A senior OSE official said, "Starbucks is expected to lure individual investors to the Nasdaq Japan market" just as McDonald's Co. (Japan) Ltd. has stimulated stock trading by individuals on the Jasdaq over-the-counter stock market.

But an analyst at a major securities company warned Starbucks stock is "too expensive," with its price earnings ratio coming to 76, much higher than the average of food and drink shop operators.

In Tokyo, meanwhile, Starbucks Coffee Japan President Yuji Tsunoda said his company will increase its outlets to 500 by the end of March 2004. Starbucks currently has 291 cafes in Japan.

The target is "readily possible" and not an end, Tsunoda said at a news conference.

As of Wednesday, the company had 291 shops in Japan, only five years after launching Japan's first Starbucks in Tokyo's Ginza shopping district in August 1996.

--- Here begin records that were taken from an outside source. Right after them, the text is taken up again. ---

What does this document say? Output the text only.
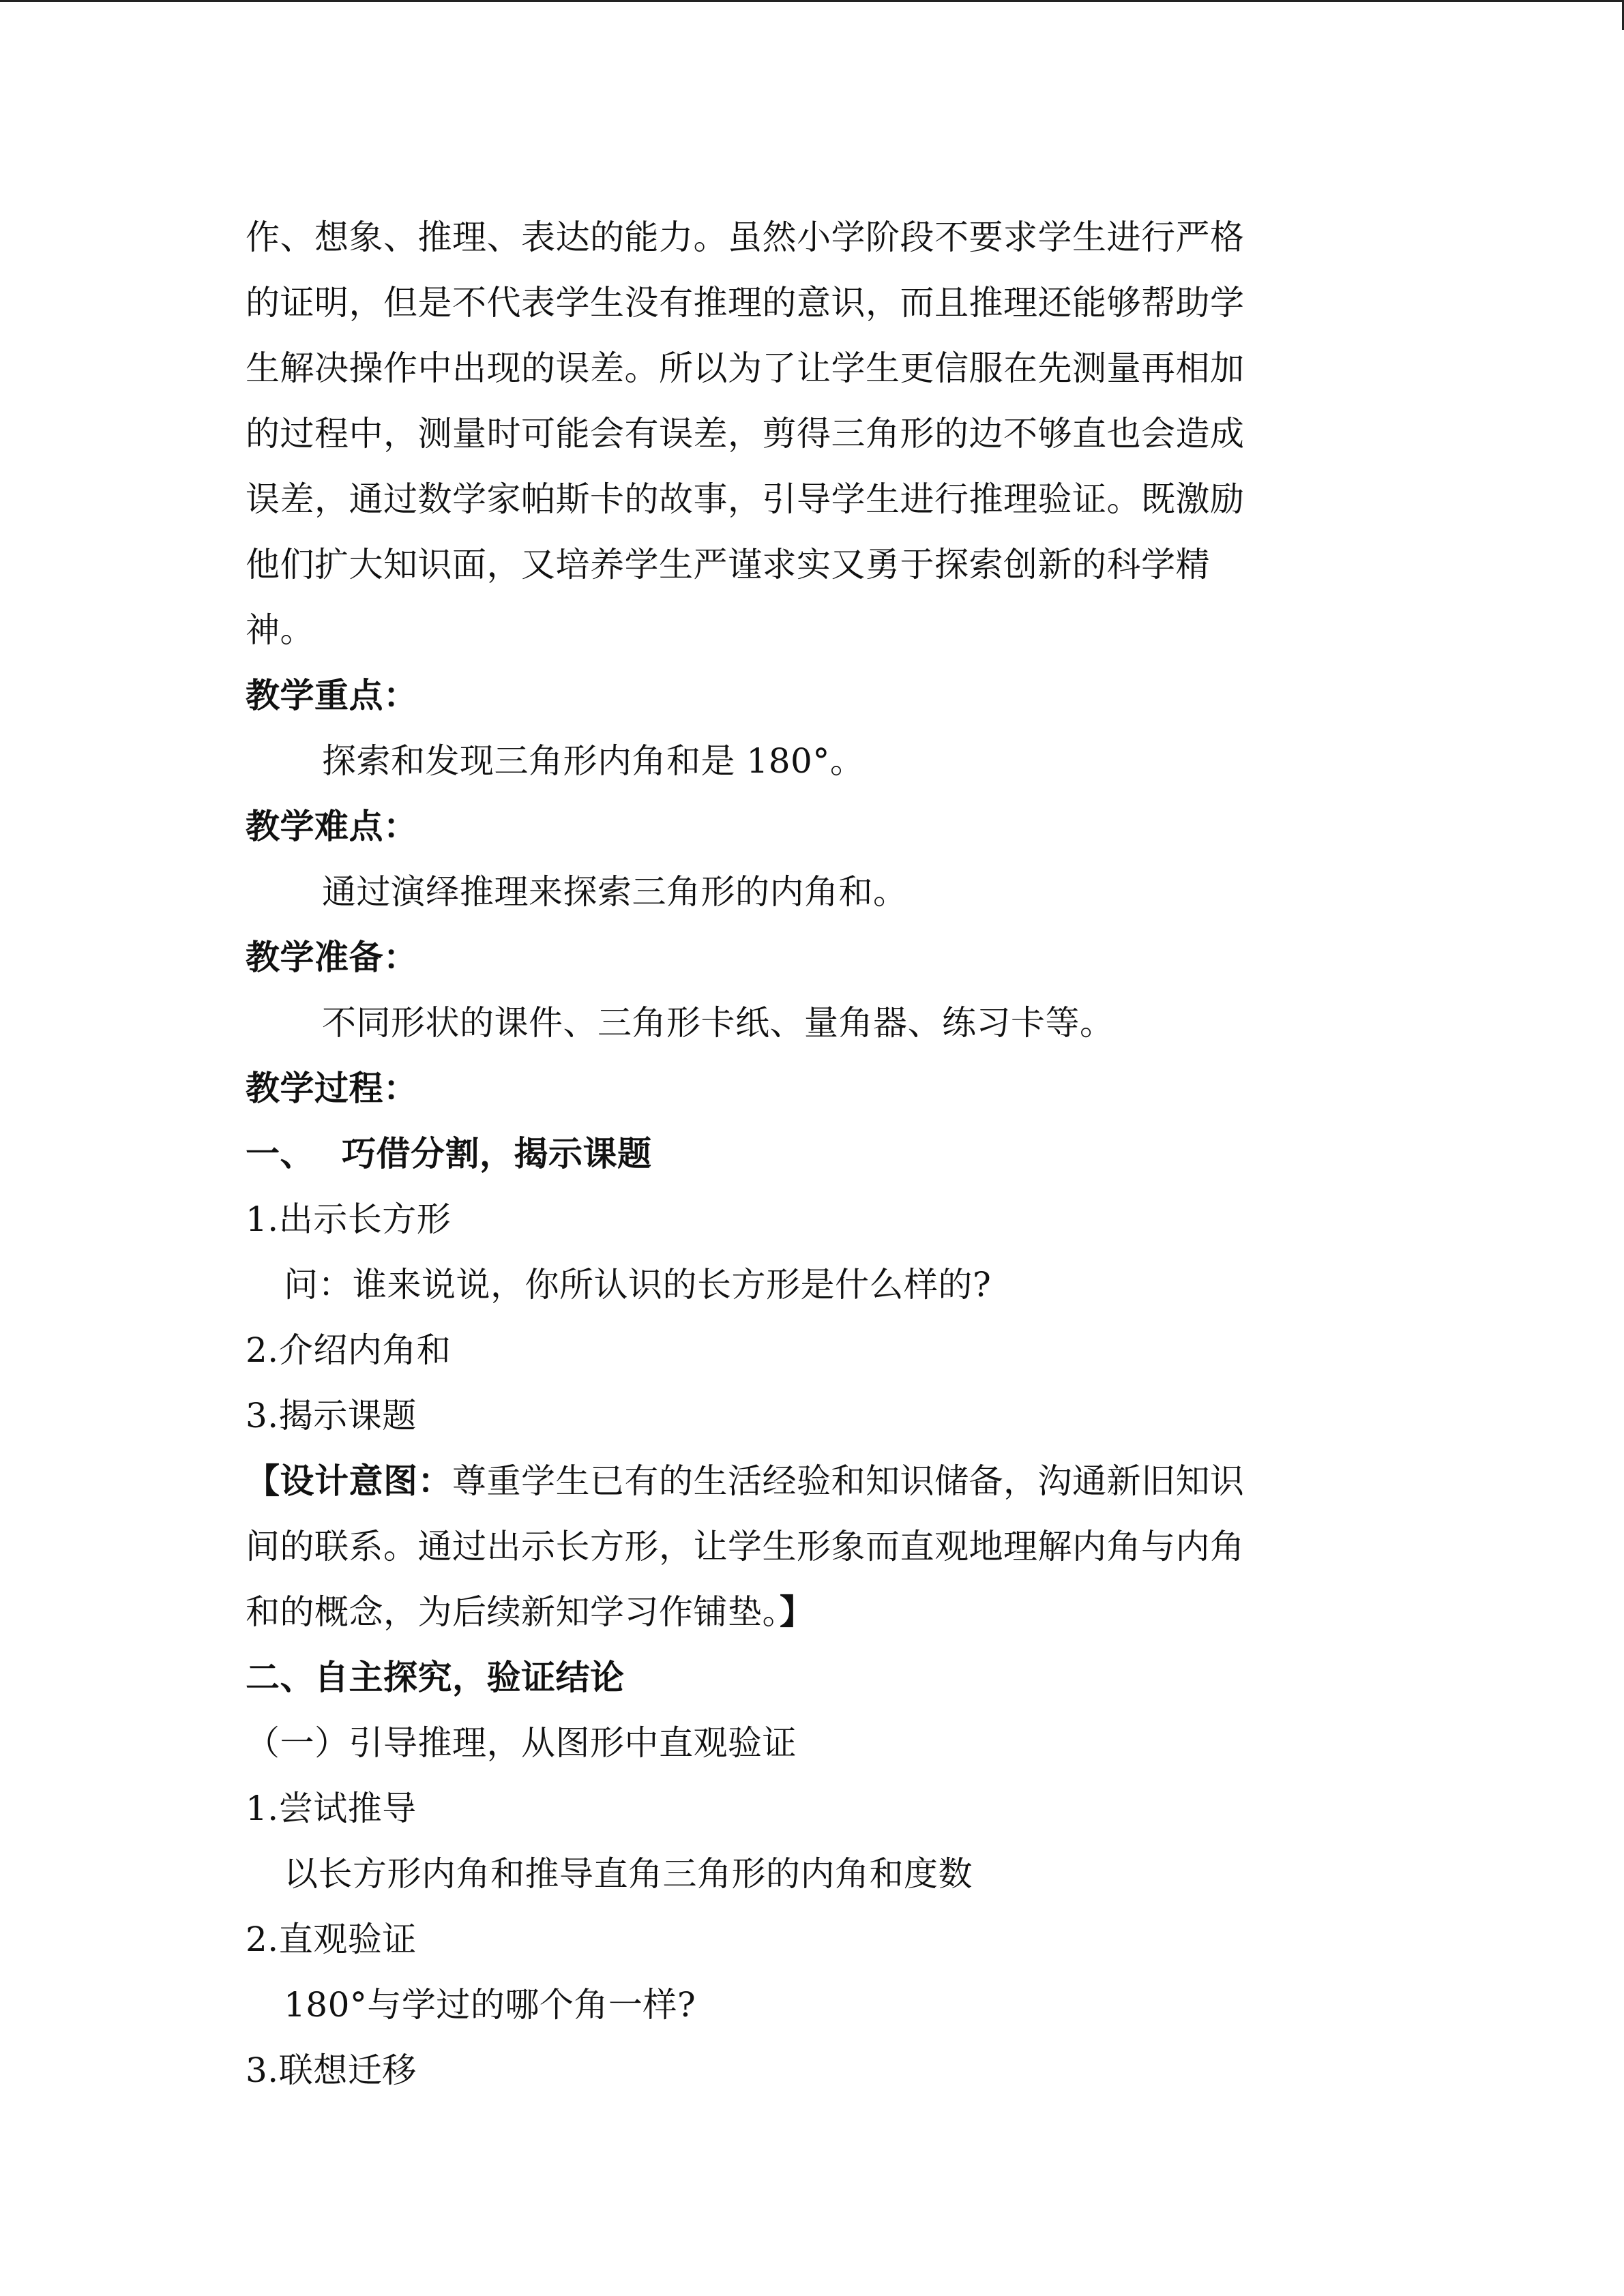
作、想象、推理、表达的能力。虽然小学阶段不要求学生进行严格
的证明，但是不代表学生没有推理的意识，而且推理还能够帮助学
生解决操作中出现的误差。所以为了让学生更信服在先测量再相加
的过程中，测量时可能会有误差，剪得三角形的边不够直也会造成
误差，通过数学家帕斯卡的故事，引导学生进行推理验证。既激励
他们扩大知识面，又培养学生严谨求实又勇于探索创新的科学精
神。
教学重点：
探索和发现三角形内角和是 180°。
教学难点：
通过演绎推理来探索三角形的内角和。
教学准备：
不同形状的课件、三角形卡纸、量角器、练习卡等。
教学过程：
一、 巧借分割，揭示课题
1.出示长方形
问：谁来说说，你所认识的长方形是什么样的?
2.介绍内角和
3.揭示课题
【设计意图：尊重学生已有的生活经验和知识储备，沟通新旧知识
间的联系。通过出示长方形，让学生形象而直观地理解内角与内角
和的概念，为后续新知学习作铺垫。】
二、自主探究，验证结论
（一）引导推理，从图形中直观验证
1.尝试推导
以长方形内角和推导直角三角形的内角和度数
2.直观验证
180°与学过的哪个角一样?
3.联想迁移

Starbucks Coffee Japan was founded in October 1995 as a joint venture between Sazaby Inc. and Starbucks Coffee International, the international arm and subsidiary of Starbucks Coffee Co. of the United States.

"The debut of Starbucks Coffee Japan will be a touchstone for other new companies planning to get listed," said Nikko Cordial Securities' Ono. "It will be encouraging for new firms to see that popular companies will be actively bought."

But the environment surrounding Starbucks Coffee Japan's debut is severe. Ono said many key stocks have fallen in line with the sagging market.

The company chalked up unconsolidated pretax profits of 1.4 billion yen on sales of 29.1 billion yen in fiscal 2000, which ended in March.